Swarovski öffnet sich und gibt Einblicke in ihren handwerklichen Prozess der Kristallschleiferei. Seine neue, von Snøhetta Architekten geplante Manufaktur führt Designer, Handwerker, Techniker und Kunden unter einem Dach zusammen.

In vielen Cafés wird heute nicht nur Kaffee getrunken, sondern vielerorts kann man dem Prozess zuschauen, den die Bohne durchläuft, bevor sie sich als schwarze aromatische Flüssigkeit in der Kaffeetasse wiederfindet. Das gleiche gilt für Bier, Konditor- oder Backwaren und vieles mehr. Auf die zunehmend automatisierte Arbeitswelt reagieren Unternehmen mit Transparenz und Öffentlichkeit im handwerklichen Herstellungsprozess und erzeugen gleichzeitig Nähe zwischen Verbraucher und Produkt. In seiner neuen Manufaktur im österreichischen Wattens dem Sitz des Familienunternehmens, hat der Kristallhersteller Swarovski dieses Konzept nun auf die nächste Ebene gehoben. Denn die offene Produktionsstätte führt Handwerker, Techniker, Gestalter und Kunden kompromisslos unter einem Dach zusammen. Realisiert hat den Bau die Innsbrucker Niederlassung von Snøhetta. Über die Besonderheiten des Gebäudekonzeptes und wie Architektur auf den Wandel der Arbeitswelt reagiert, berichtet Geschäftsführer Patrick Lüth.

Multifunktionale Manufaktur
„Die Designer und Businesskunden von Swarovski waren bisher nie in Kontakt mit den Menschen, die direkt am Kristall und dem unmittelbaren Produktionsprozess arbeiten“, erklärt Patrick Lüth. „Es ist ein völlig neues Prinzip, wenn der Raum mit der Fertigung des Produktes, dem Marketing und der Designabteilung geteilt wird. Das Wesentliche dabei ist, dass ein Raum von dem Produkt, das aus mehreren Arbeitsprozessen entsteht, geprägt ist und nicht wie etwa von der individuellen Arbeitsatmosphäre bei einem Co-Working-Space. Speziell für Swarovski ist diese offene Produktionsstätte etwas sehr besonderes, da stets ein großes Geheimnis um die Herstellung der Kristalle gemacht wurde.“

Alles unter einem Dach
Von der Decke hängt ein Kran, der leise surrend die Halle entlang fährt. An den langen Wandseiten des Raums stehen Schleifmaschinen, die mit einem Wasserstrahl unter Hochdruck die Kristalle schaffen. Der Boden ist mit Birkenholzplatten ausgelegt. Dank der offen gehaltenen Produktionsstätte und der räumlichen Zusammenführung der Arbeitsprozesse dauert heute die Herstellung von Modellen nicht mehr bis zu vier Wochen, sondern nur wenige Tage. In der großen hellen Manufakturhalle gleiten die Arbeitsbereiche im Erd- und Obergeschoss ineinander über. Ihre Architektur ist zurückhaltend, der Materialeinsatz unaufdringlich, die Atmosphäre hell und freundlich, wofür in erster Linie das gedämpfte Licht sorgt, welches von der Decke in den Raum einfällt.

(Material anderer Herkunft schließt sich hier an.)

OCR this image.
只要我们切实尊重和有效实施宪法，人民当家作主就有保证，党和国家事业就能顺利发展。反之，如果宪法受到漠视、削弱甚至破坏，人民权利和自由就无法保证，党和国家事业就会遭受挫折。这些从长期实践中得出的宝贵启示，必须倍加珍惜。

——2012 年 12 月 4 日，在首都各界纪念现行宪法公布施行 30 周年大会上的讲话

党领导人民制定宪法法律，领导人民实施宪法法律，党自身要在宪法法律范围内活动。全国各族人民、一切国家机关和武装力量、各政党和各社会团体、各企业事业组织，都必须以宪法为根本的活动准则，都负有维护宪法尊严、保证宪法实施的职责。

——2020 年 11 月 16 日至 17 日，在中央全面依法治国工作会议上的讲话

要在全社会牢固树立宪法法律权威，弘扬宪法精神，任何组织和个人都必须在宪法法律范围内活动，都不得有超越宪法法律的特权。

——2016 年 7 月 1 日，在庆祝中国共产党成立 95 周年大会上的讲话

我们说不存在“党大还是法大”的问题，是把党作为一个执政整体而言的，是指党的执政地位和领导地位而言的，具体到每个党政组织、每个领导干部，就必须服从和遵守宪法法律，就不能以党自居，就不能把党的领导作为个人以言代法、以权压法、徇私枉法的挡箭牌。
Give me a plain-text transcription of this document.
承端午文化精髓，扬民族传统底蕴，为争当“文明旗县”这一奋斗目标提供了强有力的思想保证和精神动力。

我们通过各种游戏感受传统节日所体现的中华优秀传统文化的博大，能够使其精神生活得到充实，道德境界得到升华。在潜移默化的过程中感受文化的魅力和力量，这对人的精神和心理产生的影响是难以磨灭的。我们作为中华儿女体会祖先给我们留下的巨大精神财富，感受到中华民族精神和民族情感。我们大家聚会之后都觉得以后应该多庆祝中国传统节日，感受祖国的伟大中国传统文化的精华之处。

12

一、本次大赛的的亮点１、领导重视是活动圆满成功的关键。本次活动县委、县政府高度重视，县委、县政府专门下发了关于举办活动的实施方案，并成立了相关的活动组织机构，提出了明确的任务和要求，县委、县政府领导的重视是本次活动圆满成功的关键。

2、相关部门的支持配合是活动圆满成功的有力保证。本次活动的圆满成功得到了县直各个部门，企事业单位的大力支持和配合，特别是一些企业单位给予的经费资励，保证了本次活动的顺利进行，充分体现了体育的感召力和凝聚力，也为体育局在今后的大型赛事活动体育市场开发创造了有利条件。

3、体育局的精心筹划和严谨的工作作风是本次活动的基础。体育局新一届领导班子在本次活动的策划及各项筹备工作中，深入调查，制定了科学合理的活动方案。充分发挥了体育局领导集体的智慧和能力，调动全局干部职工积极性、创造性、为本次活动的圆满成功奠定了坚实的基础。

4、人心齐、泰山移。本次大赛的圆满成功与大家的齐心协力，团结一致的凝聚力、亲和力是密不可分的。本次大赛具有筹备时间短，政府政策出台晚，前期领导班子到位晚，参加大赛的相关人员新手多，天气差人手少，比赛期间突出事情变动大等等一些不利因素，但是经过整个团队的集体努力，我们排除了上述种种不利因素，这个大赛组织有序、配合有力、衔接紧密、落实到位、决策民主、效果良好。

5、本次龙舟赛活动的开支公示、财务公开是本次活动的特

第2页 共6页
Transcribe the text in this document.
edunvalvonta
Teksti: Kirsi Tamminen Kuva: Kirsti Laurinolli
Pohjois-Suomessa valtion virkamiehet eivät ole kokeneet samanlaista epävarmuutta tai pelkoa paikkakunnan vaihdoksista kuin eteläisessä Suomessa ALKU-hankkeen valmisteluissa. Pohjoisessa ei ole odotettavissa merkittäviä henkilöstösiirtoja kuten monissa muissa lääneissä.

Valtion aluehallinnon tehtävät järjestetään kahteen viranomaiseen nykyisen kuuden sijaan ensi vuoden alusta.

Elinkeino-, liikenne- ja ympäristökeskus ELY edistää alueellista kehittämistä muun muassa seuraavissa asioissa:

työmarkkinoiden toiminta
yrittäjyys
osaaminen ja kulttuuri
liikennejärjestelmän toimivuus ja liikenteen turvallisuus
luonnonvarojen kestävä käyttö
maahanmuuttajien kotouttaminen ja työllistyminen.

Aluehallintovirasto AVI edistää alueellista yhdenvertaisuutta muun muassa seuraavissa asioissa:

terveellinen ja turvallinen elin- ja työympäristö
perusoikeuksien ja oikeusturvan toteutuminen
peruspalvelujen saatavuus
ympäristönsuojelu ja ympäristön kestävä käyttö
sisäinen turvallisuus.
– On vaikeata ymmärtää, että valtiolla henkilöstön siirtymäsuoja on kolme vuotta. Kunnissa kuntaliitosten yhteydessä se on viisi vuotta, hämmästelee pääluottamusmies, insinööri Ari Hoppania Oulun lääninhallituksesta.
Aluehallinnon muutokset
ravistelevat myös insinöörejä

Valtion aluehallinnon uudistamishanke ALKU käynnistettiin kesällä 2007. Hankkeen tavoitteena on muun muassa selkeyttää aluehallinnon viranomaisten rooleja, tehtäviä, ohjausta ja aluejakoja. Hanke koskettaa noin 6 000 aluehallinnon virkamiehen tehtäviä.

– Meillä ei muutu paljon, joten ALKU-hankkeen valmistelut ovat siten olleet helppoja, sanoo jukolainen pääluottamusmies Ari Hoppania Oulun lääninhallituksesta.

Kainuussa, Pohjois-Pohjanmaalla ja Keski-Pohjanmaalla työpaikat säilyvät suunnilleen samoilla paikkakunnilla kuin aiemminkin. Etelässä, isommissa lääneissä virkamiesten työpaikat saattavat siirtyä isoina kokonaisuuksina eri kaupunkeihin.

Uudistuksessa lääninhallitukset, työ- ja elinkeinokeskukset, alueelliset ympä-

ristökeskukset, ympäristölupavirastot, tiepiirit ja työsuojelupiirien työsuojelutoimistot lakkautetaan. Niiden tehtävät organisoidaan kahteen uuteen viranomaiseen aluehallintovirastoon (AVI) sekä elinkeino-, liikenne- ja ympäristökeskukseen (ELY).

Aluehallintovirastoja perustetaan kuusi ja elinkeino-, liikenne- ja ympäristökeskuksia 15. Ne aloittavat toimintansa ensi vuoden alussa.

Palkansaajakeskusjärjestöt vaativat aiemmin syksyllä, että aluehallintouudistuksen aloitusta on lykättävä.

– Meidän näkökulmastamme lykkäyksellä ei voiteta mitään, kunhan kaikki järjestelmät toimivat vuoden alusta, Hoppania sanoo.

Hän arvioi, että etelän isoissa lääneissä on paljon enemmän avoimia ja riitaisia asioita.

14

Tageslicht für die Kristalle
Tageslicht ist von zentraler Bedeutung bei der Kristallproduktion. Denn erst das Licht macht Kristalle lebendig, indem es Farb- und Lichtbrechungseffekte erzeugt. Die Menge an Licht in der Swarovski Manufaktur ist das Ergebnis vieler Oberlichter. In die freitragende Stahlkonstruktion der Decke sind 135 Kassetten eingelassen, in deren Öffnungen spezielle Filter vor übermäßiger Sonneneinstrahlung schützen. Sie bestehen aus sechs mal drei Meter großen Modulen, die in einem Raster mit leichter Neigung angeordnet sind. In die Dachkonstruktion ist ebenfalls die Gebäudetechnik integriert, während die Decke mit Akustikplatten abgedeckt ist, um eine gute Absorption von Hintergrundgeräuschen zu gewährleisten, damit die Menschen trotz der Maschinengeräusche und Produktionsanlagen sich unterhalten können.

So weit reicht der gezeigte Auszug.